To give you my favorite example of how easy it is to relate to the ancient Stoics, consider Seneca’s 56th letter to his friend Lucilius, where he writes:
“Beshrew me if I think anything more requisite than silence for a man who secludes himself in order to study! Imagine what a variety of noises reverberates about my ears! I have lodgings right over a bathing establishment.” (LVI. On Quiet and Study, 1)
Yeah, I can sympathize. I too have had to contend with noise coming from the streets below. Seneca was complaining about first century Rome, and I about 21st century New York, but the situation is basically the same! (And so is the advice: both Seneca and I eventually moved.)
Do you have a favorite Stoic passage or quote? What is it, and why is it your favorite?

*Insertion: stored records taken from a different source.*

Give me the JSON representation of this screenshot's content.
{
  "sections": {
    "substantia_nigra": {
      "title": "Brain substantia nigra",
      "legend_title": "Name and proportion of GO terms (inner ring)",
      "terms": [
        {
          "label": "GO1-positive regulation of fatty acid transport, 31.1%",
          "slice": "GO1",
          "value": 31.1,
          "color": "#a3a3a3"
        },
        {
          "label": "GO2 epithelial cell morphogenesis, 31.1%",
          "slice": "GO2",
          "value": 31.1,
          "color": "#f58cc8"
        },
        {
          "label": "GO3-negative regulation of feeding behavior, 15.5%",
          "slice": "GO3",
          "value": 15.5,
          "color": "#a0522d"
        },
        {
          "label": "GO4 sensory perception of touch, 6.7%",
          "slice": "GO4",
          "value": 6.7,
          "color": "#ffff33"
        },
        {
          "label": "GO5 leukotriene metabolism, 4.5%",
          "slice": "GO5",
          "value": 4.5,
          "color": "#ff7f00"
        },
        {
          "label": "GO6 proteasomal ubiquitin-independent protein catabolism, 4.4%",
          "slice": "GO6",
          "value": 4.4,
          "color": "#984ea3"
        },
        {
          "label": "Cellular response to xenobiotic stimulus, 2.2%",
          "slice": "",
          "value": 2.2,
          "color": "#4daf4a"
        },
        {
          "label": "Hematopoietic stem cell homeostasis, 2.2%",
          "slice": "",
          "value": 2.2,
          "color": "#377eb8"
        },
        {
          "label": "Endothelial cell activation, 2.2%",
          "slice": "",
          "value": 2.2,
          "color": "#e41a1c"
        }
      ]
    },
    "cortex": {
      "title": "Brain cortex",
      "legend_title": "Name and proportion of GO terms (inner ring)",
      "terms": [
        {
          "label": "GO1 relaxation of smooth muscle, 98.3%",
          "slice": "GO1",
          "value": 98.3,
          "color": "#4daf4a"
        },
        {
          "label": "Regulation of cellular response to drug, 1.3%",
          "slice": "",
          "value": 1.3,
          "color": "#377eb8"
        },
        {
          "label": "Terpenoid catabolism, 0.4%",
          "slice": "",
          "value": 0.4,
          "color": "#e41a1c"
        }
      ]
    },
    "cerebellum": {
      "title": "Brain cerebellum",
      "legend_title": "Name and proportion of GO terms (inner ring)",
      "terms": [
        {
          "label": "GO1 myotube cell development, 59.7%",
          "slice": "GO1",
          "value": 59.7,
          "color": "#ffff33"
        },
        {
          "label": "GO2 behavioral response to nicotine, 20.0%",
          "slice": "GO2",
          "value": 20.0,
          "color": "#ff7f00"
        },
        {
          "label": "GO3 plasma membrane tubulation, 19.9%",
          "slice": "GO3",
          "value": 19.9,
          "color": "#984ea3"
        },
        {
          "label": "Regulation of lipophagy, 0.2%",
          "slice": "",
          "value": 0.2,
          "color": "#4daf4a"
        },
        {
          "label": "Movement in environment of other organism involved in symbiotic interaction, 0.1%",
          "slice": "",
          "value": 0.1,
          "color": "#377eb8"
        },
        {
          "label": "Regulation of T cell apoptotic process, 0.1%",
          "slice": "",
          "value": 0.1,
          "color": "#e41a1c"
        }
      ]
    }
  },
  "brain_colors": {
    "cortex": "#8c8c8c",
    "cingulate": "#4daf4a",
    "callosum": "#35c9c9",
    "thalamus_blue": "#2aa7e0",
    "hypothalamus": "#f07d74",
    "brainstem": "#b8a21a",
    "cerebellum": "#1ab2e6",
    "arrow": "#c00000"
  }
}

Many, actually, but arguably my favorite is from Marcus Aurelius:
‘A cucumber is bitter.’ Throw it away. ‘There are briars in the road.’ Turn aside from them. This is enough. Do not add, ‘And why were such things made in the world?’Meditations, VIII.50
It’s a good reminder that certain things are inevitable in the world, like bitter cucumbers and roads with briars. This doesn’t mean that we can’t do anything about them. But what is the point of going on and complaining about the very existence of such things? Nothing is gained other than frustration and an unwarranted feeling that the universe is after us, personally. Far better to focus where the problem is and try to make headways. The rest is a waste of emotional energy.

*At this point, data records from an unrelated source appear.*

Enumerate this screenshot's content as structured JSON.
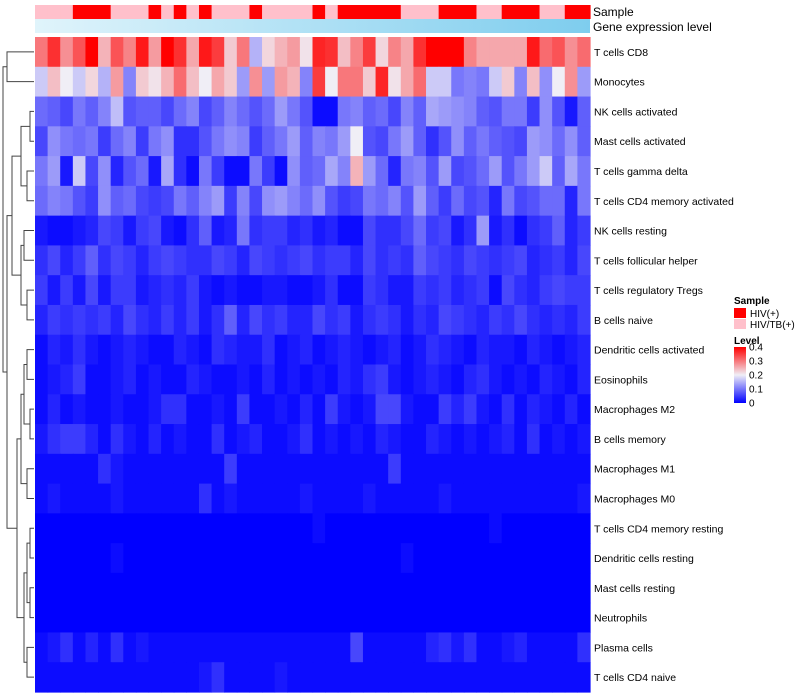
{
  "chart_data": {
    "type": "heatmap",
    "title": "",
    "colors": {
      "low": "#0000ff",
      "mid": "#f0eef6",
      "high": "#ff0000",
      "sample_hiv": "#ff0000",
      "sample_hivtb": "#ffc0cb",
      "expr_low": "#e0f4fb",
      "expr_high": "#7ecdee"
    },
    "annotations": {
      "sample_label": "Sample",
      "expression_label": "Gene expression level",
      "sample_groups": [
        "HIV/TB(+)",
        "HIV/TB(+)",
        "HIV/TB(+)",
        "HIV(+)",
        "HIV(+)",
        "HIV(+)",
        "HIV/TB(+)",
        "HIV/TB(+)",
        "HIV/TB(+)",
        "HIV(+)",
        "HIV/TB(+)",
        "HIV(+)",
        "HIV/TB(+)",
        "HIV(+)",
        "HIV/TB(+)",
        "HIV/TB(+)",
        "HIV/TB(+)",
        "HIV(+)",
        "HIV/TB(+)",
        "HIV/TB(+)",
        "HIV/TB(+)",
        "HIV/TB(+)",
        "HIV(+)",
        "HIV/TB(+)",
        "HIV(+)",
        "HIV(+)",
        "HIV(+)",
        "HIV(+)",
        "HIV(+)",
        "HIV/TB(+)",
        "HIV/TB(+)",
        "HIV/TB(+)",
        "HIV(+)",
        "HIV(+)",
        "HIV(+)",
        "HIV/TB(+)",
        "HIV/TB(+)",
        "HIV(+)",
        "HIV(+)",
        "HIV(+)",
        "HIV/TB(+)",
        "HIV/TB(+)",
        "HIV(+)",
        "HIV(+)"
      ]
    },
    "rows": [
      "T cells CD8",
      "Monocytes",
      "NK cells activated",
      "Mast cells activated",
      "T cells gamma delta",
      "T cells CD4 memory activated",
      "NK cells resting",
      "T cells follicular helper",
      "T cells regulatory  Tregs",
      "B cells naive",
      "Dendritic cells activated",
      "Eosinophils",
      "Macrophages M2",
      "B cells memory",
      "Macrophages M1",
      "Macrophages M0",
      "T cells CD4 memory resting",
      "Dendritic cells resting",
      "Mast cells resting",
      "Neutrophils",
      "Plasma cells",
      "T cells CD4 naive"
    ],
    "values": [
      [
        0.3,
        0.36,
        0.28,
        0.33,
        0.4,
        0.25,
        0.33,
        0.29,
        0.38,
        0.27,
        0.4,
        0.36,
        0.26,
        0.38,
        0.35,
        0.23,
        0.3,
        0.15,
        0.22,
        0.25,
        0.27,
        0.21,
        0.37,
        0.36,
        0.24,
        0.29,
        0.35,
        0.22,
        0.29,
        0.26,
        0.36,
        0.4,
        0.4,
        0.4,
        0.29,
        0.26,
        0.26,
        0.26,
        0.26,
        0.38,
        0.31,
        0.33,
        0.28,
        0.31
      ],
      [
        0.17,
        0.24,
        0.2,
        0.17,
        0.22,
        0.15,
        0.27,
        0.11,
        0.23,
        0.21,
        0.25,
        0.31,
        0.24,
        0.2,
        0.26,
        0.23,
        0.13,
        0.28,
        0.13,
        0.27,
        0.25,
        0.11,
        0.35,
        0.2,
        0.3,
        0.3,
        0.23,
        0.37,
        0.21,
        0.26,
        0.31,
        0.17,
        0.17,
        0.1,
        0.11,
        0.1,
        0.17,
        0.23,
        0.11,
        0.24,
        0.12,
        0.2,
        0.28,
        0.13
      ],
      [
        0.09,
        0.08,
        0.06,
        0.1,
        0.08,
        0.11,
        0.16,
        0.07,
        0.08,
        0.08,
        0.06,
        0.09,
        0.11,
        0.06,
        0.08,
        0.11,
        0.09,
        0.07,
        0.09,
        0.13,
        0.1,
        0.07,
        0.01,
        0.01,
        0.1,
        0.11,
        0.08,
        0.09,
        0.06,
        0.11,
        0.08,
        0.14,
        0.13,
        0.12,
        0.11,
        0.08,
        0.07,
        0.1,
        0.1,
        0.05,
        0.12,
        0.07,
        0.02,
        0.08
      ],
      [
        0.06,
        0.12,
        0.1,
        0.09,
        0.1,
        0.05,
        0.09,
        0.11,
        0.05,
        0.1,
        0.12,
        0.04,
        0.04,
        0.07,
        0.1,
        0.12,
        0.11,
        0.05,
        0.08,
        0.1,
        0.13,
        0.08,
        0.11,
        0.1,
        0.13,
        0.2,
        0.07,
        0.06,
        0.1,
        0.13,
        0.08,
        0.04,
        0.07,
        0.12,
        0.08,
        0.1,
        0.08,
        0.07,
        0.06,
        0.13,
        0.12,
        0.09,
        0.12,
        0.08
      ],
      [
        0.1,
        0.13,
        0.02,
        0.17,
        0.06,
        0.12,
        0.03,
        0.07,
        0.09,
        0.02,
        0.14,
        0.04,
        0.01,
        0.1,
        0.05,
        0.01,
        0.01,
        0.1,
        0.05,
        0.01,
        0.12,
        0.08,
        0.09,
        0.14,
        0.11,
        0.25,
        0.13,
        0.09,
        0.03,
        0.1,
        0.11,
        0.07,
        0.13,
        0.06,
        0.07,
        0.09,
        0.13,
        0.07,
        0.1,
        0.13,
        0.17,
        0.08,
        0.14,
        0.1
      ],
      [
        0.09,
        0.11,
        0.1,
        0.07,
        0.05,
        0.12,
        0.08,
        0.09,
        0.06,
        0.05,
        0.06,
        0.1,
        0.08,
        0.11,
        0.13,
        0.05,
        0.11,
        0.06,
        0.12,
        0.13,
        0.11,
        0.09,
        0.12,
        0.07,
        0.05,
        0.06,
        0.1,
        0.09,
        0.11,
        0.07,
        0.13,
        0.08,
        0.05,
        0.09,
        0.06,
        0.07,
        0.03,
        0.1,
        0.06,
        0.07,
        0.09,
        0.09,
        0.03,
        0.1
      ],
      [
        0.02,
        0.01,
        0.01,
        0.02,
        0.03,
        0.06,
        0.05,
        0.02,
        0.05,
        0.06,
        0.02,
        0.01,
        0.04,
        0.08,
        0.02,
        0.03,
        0.1,
        0.04,
        0.05,
        0.05,
        0.03,
        0.04,
        0.02,
        0.03,
        0.01,
        0.01,
        0.06,
        0.04,
        0.04,
        0.06,
        0.09,
        0.05,
        0.06,
        0.02,
        0.04,
        0.13,
        0.02,
        0.04,
        0.01,
        0.04,
        0.05,
        0.08,
        0.03,
        0.05
      ],
      [
        0.04,
        0.06,
        0.03,
        0.05,
        0.08,
        0.04,
        0.06,
        0.05,
        0.03,
        0.05,
        0.06,
        0.05,
        0.04,
        0.04,
        0.06,
        0.05,
        0.03,
        0.06,
        0.05,
        0.04,
        0.05,
        0.06,
        0.04,
        0.05,
        0.05,
        0.03,
        0.06,
        0.04,
        0.05,
        0.04,
        0.08,
        0.06,
        0.05,
        0.04,
        0.06,
        0.05,
        0.04,
        0.05,
        0.06,
        0.03,
        0.04,
        0.05,
        0.03,
        0.06
      ],
      [
        0.05,
        0.02,
        0.05,
        0.02,
        0.06,
        0.02,
        0.05,
        0.05,
        0.02,
        0.03,
        0.04,
        0.03,
        0.05,
        0.02,
        0.01,
        0.02,
        0.01,
        0.01,
        0.02,
        0.02,
        0.01,
        0.01,
        0.02,
        0.04,
        0.01,
        0.01,
        0.05,
        0.04,
        0.02,
        0.02,
        0.05,
        0.04,
        0.05,
        0.03,
        0.04,
        0.05,
        0.01,
        0.06,
        0.04,
        0.03,
        0.05,
        0.06,
        0.05,
        0.05
      ],
      [
        0.03,
        0.05,
        0.04,
        0.05,
        0.04,
        0.05,
        0.03,
        0.06,
        0.04,
        0.03,
        0.05,
        0.03,
        0.05,
        0.02,
        0.04,
        0.08,
        0.03,
        0.06,
        0.04,
        0.05,
        0.03,
        0.03,
        0.06,
        0.04,
        0.05,
        0.02,
        0.04,
        0.05,
        0.04,
        0.02,
        0.04,
        0.03,
        0.06,
        0.05,
        0.04,
        0.03,
        0.05,
        0.04,
        0.06,
        0.04,
        0.03,
        0.04,
        0.03,
        0.05
      ],
      [
        0.01,
        0.03,
        0.02,
        0.04,
        0.02,
        0.01,
        0.02,
        0.03,
        0.02,
        0.01,
        0.01,
        0.03,
        0.02,
        0.01,
        0.04,
        0.03,
        0.02,
        0.02,
        0.04,
        0.01,
        0.02,
        0.03,
        0.01,
        0.02,
        0.03,
        0.02,
        0.01,
        0.02,
        0.03,
        0.01,
        0.02,
        0.04,
        0.03,
        0.02,
        0.01,
        0.03,
        0.02,
        0.02,
        0.01,
        0.03,
        0.02,
        0.01,
        0.02,
        0.03
      ],
      [
        0.01,
        0.02,
        0.03,
        0.05,
        0.01,
        0.01,
        0.02,
        0.03,
        0.01,
        0.02,
        0.01,
        0.01,
        0.03,
        0.02,
        0.01,
        0.01,
        0.02,
        0.01,
        0.03,
        0.01,
        0.02,
        0.01,
        0.02,
        0.01,
        0.03,
        0.02,
        0.04,
        0.05,
        0.02,
        0.01,
        0.02,
        0.03,
        0.02,
        0.01,
        0.03,
        0.04,
        0.02,
        0.01,
        0.02,
        0.01,
        0.03,
        0.02,
        0.01,
        0.03
      ],
      [
        0.01,
        0.03,
        0.01,
        0.02,
        0.01,
        0.01,
        0.02,
        0.01,
        0.01,
        0.02,
        0.04,
        0.04,
        0.01,
        0.01,
        0.02,
        0.01,
        0.05,
        0.01,
        0.01,
        0.02,
        0.01,
        0.03,
        0.01,
        0.05,
        0.02,
        0.01,
        0.02,
        0.06,
        0.06,
        0.02,
        0.01,
        0.01,
        0.05,
        0.03,
        0.05,
        0.02,
        0.01,
        0.04,
        0.01,
        0.03,
        0.02,
        0.01,
        0.03,
        0.01
      ],
      [
        0.02,
        0.04,
        0.05,
        0.05,
        0.03,
        0.01,
        0.04,
        0.02,
        0.01,
        0.03,
        0.01,
        0.02,
        0.01,
        0.01,
        0.04,
        0.01,
        0.02,
        0.03,
        0.01,
        0.01,
        0.02,
        0.04,
        0.01,
        0.02,
        0.01,
        0.02,
        0.01,
        0.03,
        0.02,
        0.01,
        0.01,
        0.03,
        0.02,
        0.01,
        0.02,
        0.01,
        0.02,
        0.03,
        0.01,
        0.04,
        0.01,
        0.02,
        0.01,
        0.02
      ],
      [
        0.01,
        0.01,
        0.01,
        0.01,
        0.01,
        0.04,
        0.02,
        0.01,
        0.01,
        0.01,
        0.01,
        0.01,
        0.01,
        0.01,
        0.01,
        0.05,
        0.01,
        0.01,
        0.01,
        0.01,
        0.01,
        0.01,
        0.01,
        0.01,
        0.01,
        0.01,
        0.01,
        0.01,
        0.05,
        0.01,
        0.01,
        0.01,
        0.01,
        0.01,
        0.01,
        0.01,
        0.01,
        0.01,
        0.01,
        0.01,
        0.01,
        0.01,
        0.01,
        0.01
      ],
      [
        0.01,
        0.02,
        0.01,
        0.01,
        0.01,
        0.01,
        0.02,
        0.01,
        0.01,
        0.01,
        0.01,
        0.01,
        0.01,
        0.04,
        0.01,
        0.02,
        0.01,
        0.01,
        0.01,
        0.01,
        0.01,
        0.02,
        0.01,
        0.01,
        0.01,
        0.01,
        0.02,
        0.01,
        0.01,
        0.01,
        0.01,
        0.01,
        0.02,
        0.01,
        0.01,
        0.01,
        0.01,
        0.01,
        0.01,
        0.01,
        0.01,
        0.01,
        0.01,
        0.02
      ],
      [
        0.0,
        0.0,
        0.0,
        0.0,
        0.0,
        0.0,
        0.0,
        0.0,
        0.0,
        0.0,
        0.0,
        0.0,
        0.0,
        0.0,
        0.0,
        0.0,
        0.0,
        0.0,
        0.0,
        0.0,
        0.0,
        0.0,
        0.01,
        0.0,
        0.0,
        0.0,
        0.0,
        0.0,
        0.0,
        0.0,
        0.0,
        0.0,
        0.0,
        0.0,
        0.0,
        0.0,
        0.01,
        0.0,
        0.0,
        0.0,
        0.0,
        0.0,
        0.0,
        0.0
      ],
      [
        0.0,
        0.0,
        0.0,
        0.0,
        0.0,
        0.0,
        0.01,
        0.0,
        0.0,
        0.0,
        0.0,
        0.0,
        0.0,
        0.0,
        0.0,
        0.0,
        0.0,
        0.0,
        0.0,
        0.0,
        0.0,
        0.0,
        0.0,
        0.0,
        0.0,
        0.0,
        0.0,
        0.0,
        0.0,
        0.01,
        0.0,
        0.0,
        0.0,
        0.0,
        0.0,
        0.0,
        0.0,
        0.0,
        0.0,
        0.0,
        0.0,
        0.0,
        0.0,
        0.0
      ],
      [
        0.0,
        0.0,
        0.0,
        0.0,
        0.0,
        0.0,
        0.0,
        0.0,
        0.0,
        0.0,
        0.0,
        0.0,
        0.0,
        0.0,
        0.0,
        0.0,
        0.0,
        0.0,
        0.0,
        0.0,
        0.0,
        0.0,
        0.0,
        0.0,
        0.0,
        0.0,
        0.0,
        0.0,
        0.0,
        0.0,
        0.0,
        0.0,
        0.0,
        0.0,
        0.0,
        0.0,
        0.0,
        0.0,
        0.0,
        0.0,
        0.0,
        0.0,
        0.0,
        0.0
      ],
      [
        0.0,
        0.0,
        0.0,
        0.0,
        0.0,
        0.0,
        0.0,
        0.0,
        0.0,
        0.0,
        0.0,
        0.0,
        0.0,
        0.0,
        0.0,
        0.0,
        0.0,
        0.0,
        0.0,
        0.0,
        0.0,
        0.0,
        0.0,
        0.0,
        0.0,
        0.0,
        0.0,
        0.0,
        0.0,
        0.0,
        0.0,
        0.0,
        0.0,
        0.0,
        0.0,
        0.0,
        0.0,
        0.0,
        0.0,
        0.0,
        0.0,
        0.0,
        0.0,
        0.0
      ],
      [
        0.01,
        0.02,
        0.04,
        0.01,
        0.03,
        0.01,
        0.04,
        0.01,
        0.02,
        0.01,
        0.01,
        0.01,
        0.01,
        0.01,
        0.01,
        0.01,
        0.01,
        0.01,
        0.01,
        0.01,
        0.01,
        0.01,
        0.01,
        0.01,
        0.01,
        0.06,
        0.01,
        0.01,
        0.01,
        0.01,
        0.01,
        0.03,
        0.04,
        0.02,
        0.04,
        0.01,
        0.01,
        0.02,
        0.03,
        0.01,
        0.01,
        0.01,
        0.01,
        0.04
      ],
      [
        0.01,
        0.01,
        0.01,
        0.01,
        0.01,
        0.01,
        0.01,
        0.01,
        0.01,
        0.01,
        0.01,
        0.01,
        0.01,
        0.02,
        0.04,
        0.01,
        0.01,
        0.01,
        0.01,
        0.02,
        0.01,
        0.01,
        0.01,
        0.01,
        0.01,
        0.01,
        0.01,
        0.01,
        0.01,
        0.01,
        0.01,
        0.01,
        0.01,
        0.01,
        0.01,
        0.01,
        0.01,
        0.01,
        0.01,
        0.01,
        0.01,
        0.01,
        0.01,
        0.01
      ]
    ],
    "legend": {
      "sample_title": "Sample",
      "sample_entries": [
        "HIV(+)",
        "HIV/TB(+)"
      ],
      "level_title": "Level",
      "level_range": [
        0,
        0.4
      ],
      "level_ticks": [
        "0.4",
        "0.3",
        "0.2",
        "0.1",
        "0"
      ],
      "level_tick_values": [
        0.4,
        0.3,
        0.2,
        0.1,
        0
      ]
    }
  }
}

What topics do you plan or anticipate to talk about at Stoicon?
I will present a talk entitled “Practicing Stoicism, Epictetus style,” in which I will attempt to provide the audience with a quick, accessible, and yet eminently practical introduction to Epictetus’ particular style of Stoicism.
Epictetus has been since the beginning of my practice my favorite Stoic philosopher. He has a no-nonsense attitude toward things, and a wicked sense of humor bordering on sarcasm. I think he ought to be much better known to the public at large, which is why I wrote a book not long ago that aims at updating Epictetus for the 21st century while at the same time making him more accessible to a wider public. (See: A Field Guide to a Happy Life: 53 Brief Lessons for Living (Basic Books, 2020).
Are you excited for Stoicon 2021? Is it Stoic, or not, to be “excited”?
I am very glad to be back on the speakers roster for Stoicon! My first experience of the kind was in London, back in 2015, when I was a newbie about Stoicism.
Yes, I think it’s okay for a Stoic to be “excited,” meaning to look forward to what hopefully will be a good experience that will help him, and others, continue on his path of virtue.
Do you have anything else that you wanted to mention while we have the chance?
Only a big thank to the organizers, Andi Sciacca and Greg Sadler, for all the work they are putting into Stoicon-2021. It’s a largely thankless job, and yet it is crucial for the growth of the Stoic community worldwide.